Euro-Zone: Wo der Euro hinsteuert

Der Kurs des Euros steigt und fällt – doch wenn die Fed im Herbst die Zinsen erhöht, dann dürfte der Euro weiter grundlegend nachgeben. Aber die Fed erhöht die Zinsen nur, wenn die US-Wirtschaft stärker steigt. Deutsche Exporte werden anfälliger für Wechselkursschwankungen.

Ist der Euro weiter schwach? Hat er wieder an Stärke gewonnen? Wird er auf einmal noch stärker? Selten waren Ökonomen so überrascht und auch verwirrt über Europas Einheitswährung wie zuletzt. Während der Euro Mitte März bei weniger als 1,05 Dollar fast schnurstracks Richtung Parität zur US-Währung zu laufen schien, hat er sich seitdem erstaunlich deutlich erholt und zeitweise fast zehn Prozent zugelegt. Bis auf nahezu 1,15 Dollar. In den letzten Tagen ging es wieder nach unten bis auf knapp unter 1,10 am Montag. Geht diese Berg- und Talfahrt weiter? Ökonomen schütteln überzeugt den Kopf. Der Euro wird in den nächsten Monaten wieder schwächer. Hauptgrund: In den USA dürfte es spätestens im September zur ersten Leitzinserhöhung seit Ausbruch der Finanzkrise kommen. In Euro-Land dagegen bleibt die Europäische Zentralbank (EZB) spendabel, lässt den Leitzins bei nahezu Null und kauft weiter für 60 Milliarden Euro im Monat Staatsanleihen der Euro-Staaten.
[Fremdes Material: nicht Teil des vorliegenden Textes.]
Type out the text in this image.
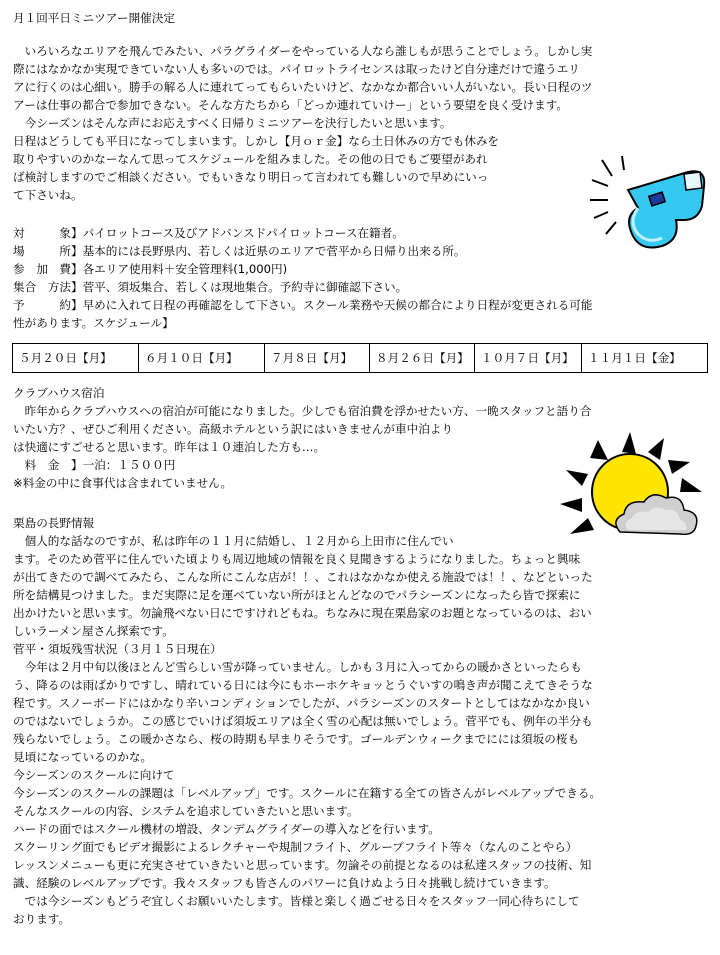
月１回平日ミニツアー開催決定
　いろいろなエリアを飛んでみたい、パラグライダーをやっている人なら誰しもが思うことでしょう。しかし実
際にはなかなか実現できていない人も多いのでは。パイロットライセンスは取ったけど自分達だけで違うエリ
アに行くのは心細い。勝手の解る人に連れてってもらいたいけど、なかなか都合いい人がいない。長い日程のツ
アーは仕事の都合で参加できない。そんな方たちから「どっか連れていけー」という要望を良く受けます。
　今シーズンはそんな声にお応えすべく日帰りミニツアーを決行したいと思います。
日程はどうしても平日になってしまいます。しかし【月ｏｒ金】なら土日休みの方でも休みを
取りやすいのかなーなんて思ってスケジュールを組みました。その他の日でもご要望があれ
ば検討しますのでご相談ください。でもいきなり明日って言われても難しいので早めにいっ
て下さいね。
対　　　象】パイロットコース及びアドバンスドパイロットコース在籍者。
場　　　所】基本的には長野県内、若しくは近県のエリアで菅平から日帰り出来る所。
参　加　費】各エリア使用料＋安全管理料(1,000円)
集合　方法】菅平、須坂集合、若しくは現地集合。予約寺に御確認下さい。
予　　　約】早めに入れて日程の再確認をして下さい。スクール業務や天候の都合により日程が変更される可能
性があります。スケジュール】
５月２０日【月】	６月１０日【月】	７月８日【月】	８月２６日【月】	１０月７日【月】	１１月１日【金】
クラブハウス宿泊
　昨年からクラブハウスへの宿泊が可能になりました。少しでも宿泊費を浮かせたい方、一晩スタッフと語り合
いたい方？、ぜひご利用ください。高級ホテルという訳にはいきませんが車中泊より
は快適にすごせると思います。昨年は１０連泊した方も…。
　料　金　】一泊：１５００円
※料金の中に食事代は含まれていません。
栗島の長野情報
　個人的な話なのですが、私は昨年の１１月に結婚し、１２月から上田市に住んでい
ます。そのため菅平に住んでいた頃よりも周辺地域の情報を良く見聞きするようになりました。ちょっと興味
が出てきたので調べてみたら、こんな所にこんな店が！！、これはなかなか使える施設では！！、などといった
所を結構見つけました。まだ実際に足を運べていない所がほとんどなのでパラシーズンになったら皆で探索に
出かけたいと思います。勿論飛べない日にですけれどもね。ちなみに現在栗島家のお題となっているのは、おい
しいラーメン屋さん探索です。
菅平・須坂残雪状況（３月１５日現在）
　今年は２月中旬以後ほとんど雪らしい雪が降っていません。しかも３月に入ってからの暖かさといったらも
う、降るのは雨ばかりですし、晴れている日には今にもホーホケキョッとうぐいすの鳴き声が聞こえてきそうな
程です。スノーボードにはかなり辛いコンディションでしたが、パラシーズンのスタートとしてはなかなか良い
のではないでしょうか。この感じでいけば須坂エリアは全く雪の心配は無いでしょう。菅平でも、例年の半分も
残らないでしょう。この暖かさなら、桜の時期も早まりそうです。ゴールデンウィークまでにには須坂の桜も
見頃になっているのかな。
今シーズンのスクールに向けて
今シーズンのスクールの課題は「レベルアップ」です。スクールに在籍する全ての皆さんがレベルアップできる。
そんなスクールの内容、システムを追求していきたいと思います。
ハードの面ではスクール機材の増設、タンデムグライダーの導入などを行います。
スクーリング面でもビデオ撮影によるレクチャーや規制フライト、グループフライト等々（なんのことやら）
レッスンメニューも更に充実させていきたいと思っています。勿論その前提となるのは私達スタッフの技術、知
識、経験のレベルアップです。我々スタッフも皆さんのパワーに負けぬよう日々挑戦し続けていきます。
　では今シーズンもどうぞ宜しくお願いいたします。皆様と楽しく過ごせる日々をスタッフ一同心待ちにして
おります。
Der jüngste Höhenflug des Euro ist nach Ansicht von Ulrich Kater, Chef-Volkswirt der DekaBank vor allem auf ein überraschend schwaches erstes Quartal in den USA zurückzuführen. „Das hat die Unsicherheit über die Leitzinswende in den USA erhöht und damit den Dollar belastet.“ Gleichzeitig hätten die Daten für die Euro-Zone eine Stabilisierung der Wirtschaftsentwicklung gezeigt.

Bessere Wachstumsrate in den USA

Allerdings bleibt diese Entwicklung wohl nur eine Episode. Kater zufolge sind die Wachstumsaussichten in den USA besser als in Europa. Was wiederum den Dollar stärkt. Spätestens im Herbst rechnet er mit der Zinserhöhung durch die US-Notenbank Fed, „während die EZB vor Ende 2018 keine Leitzinserhöhung vornehmen wird“. Katers Wechselkurs-Prognose: Auf Jahressicht rutscht der Euro wieder auf 1,02 Dollar ab und damit noch näher an die Parität als im März.

„2015 dürfte das Jahr des Dollars werden", sagt auch Jörg Krämer, Chef-Ökonom der Commerzbank. Auch für ihn ist der seit März gekletterte Wechselkurs des Euro nur eine Episode ebenso wie das zuletzt schwache Wachstum in den USA. Krämer zufolge stützt die Fed den Dollar, ab September erwartet er eine Leitzinsanhebung von 0,25 auf 0,5 Prozent. Währenddessen drücke die EZB den Euro. „Mit dem Kauf von Anleihen will die EZB wohl vor allem den Euro schwächen, denn die anderen geldpolitischen Wirkungskanäle sind verstopft. Die Abwertung des Euro ist das einzige verbleibende Instrument der EZB, die Inflation zu erhöhen.“ Die Notenbank würde sogar noch mehr Anleihen – als derzeit für 60 Milliarden Euro pro Monat – kaufen, um die Inflation wieder an die für sie relevante Marke von knapp zwei Prozent zu bringen. Zuletzt lag sie in der Euro-Zone bei Null Prozent, Krämer erwartet für das laufende Jahr 0,2 und für 2016 einen Anstieg auf 1,2 Prozent. Der Euro werde bis Mitte nächsten Jahres nach und nach abrutschen: Auf nur noch 1,01 Dollar.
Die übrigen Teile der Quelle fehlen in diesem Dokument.